I was expecting an answer about why Christianity doesn't touch on those levels of the 'cultural conscious' that you identified ('social-ego, cultural-shadow, historical unconscious, and collective unconscious'), but I don't think you've provided an answer to that.Because European Christians fight wars from the 11th century to the modern period where they don't have a problem with selling all of their possessions and living like Jesus and the Early Apostles. Coveting material wealth and being materialistic is something normal to Indo-European cultures and European Christians are pretty materialistic where wealth is something repudiated in the in the Bible. Even European Protestant Christians in particular Calvinist ascribe a solid work ethic and material wealth as sign of God's election. European Christians invent Alchemy and Natural Science and there are several campaigns by Christians like witch trials, the inquisition, and reformation to act as backlashes and repressions of Pagan beliefs and tradition reemerging. Harry Potter, Star Wars, Marvel Movies, Lord of The Rings, Chucky, The Shining, Disney Movies, all feature heroes, creatures, themes, elements, principals that come from Pagan and Indo-European religion and mythology. Most of our most favorite and popular Holidays are Pagan in Origin that have been Christianized. More European people are becoming non-religious, because there is a pagan underneath that needs it's due, what is unconscious seeks to become conscious.
.
I'm not sure where 'materialism' connects to this question, but you do cite a lot of phenomena as examples of 'paganism' re-emerging that are very strictly Christian in actuality.
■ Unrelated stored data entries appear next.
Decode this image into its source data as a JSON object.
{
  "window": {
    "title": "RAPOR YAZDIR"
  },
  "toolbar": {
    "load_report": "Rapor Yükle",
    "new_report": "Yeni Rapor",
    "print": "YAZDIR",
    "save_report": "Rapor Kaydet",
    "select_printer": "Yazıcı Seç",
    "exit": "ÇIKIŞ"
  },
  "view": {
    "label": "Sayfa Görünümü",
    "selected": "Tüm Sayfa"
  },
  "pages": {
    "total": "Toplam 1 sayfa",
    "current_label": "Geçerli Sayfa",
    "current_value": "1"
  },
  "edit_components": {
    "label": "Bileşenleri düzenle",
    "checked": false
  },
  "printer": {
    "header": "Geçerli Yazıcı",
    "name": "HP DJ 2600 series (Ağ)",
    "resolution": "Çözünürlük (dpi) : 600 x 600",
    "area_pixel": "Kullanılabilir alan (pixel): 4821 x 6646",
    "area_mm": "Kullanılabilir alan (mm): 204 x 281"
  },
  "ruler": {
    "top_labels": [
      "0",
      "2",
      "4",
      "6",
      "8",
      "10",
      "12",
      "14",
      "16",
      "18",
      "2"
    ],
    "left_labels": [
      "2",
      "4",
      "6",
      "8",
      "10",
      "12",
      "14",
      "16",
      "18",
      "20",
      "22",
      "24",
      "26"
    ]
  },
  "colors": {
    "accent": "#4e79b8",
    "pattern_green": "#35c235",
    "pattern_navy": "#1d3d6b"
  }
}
For example, inquisitions were established to repress Christian sects that threatened to overturn the Catholic church's monopoly on apostolic authority, rather than being anything to do at all with 'paganism'. Cathars, Waldensians, Albigenses, the 'good men' of Jacques Fournier's deposition records, and so on.
The examples you cite of pagan themes re-emerging in modern media are also interesting in that practically all of them are inseparable from Christian narratives of messianism (the 'chosen one') and contests between sharply defined forces of good and evil. Pre-Christian European pagan religions tended to have neither of these features; the gods were famously capricious and could do evil as well as good, while the heroes of those stories were rarely if ever messianic. I don't see what's so 'pagan' about those stories you've cited.
I'm not sure you're making a very good case here, as much as you are layering examples upon examples that are so numerous as to be difficult to deal with - a 'Gish gallop'. Do you have one example or phenomenon that you consider to be a particularly strong argument in favour of your position?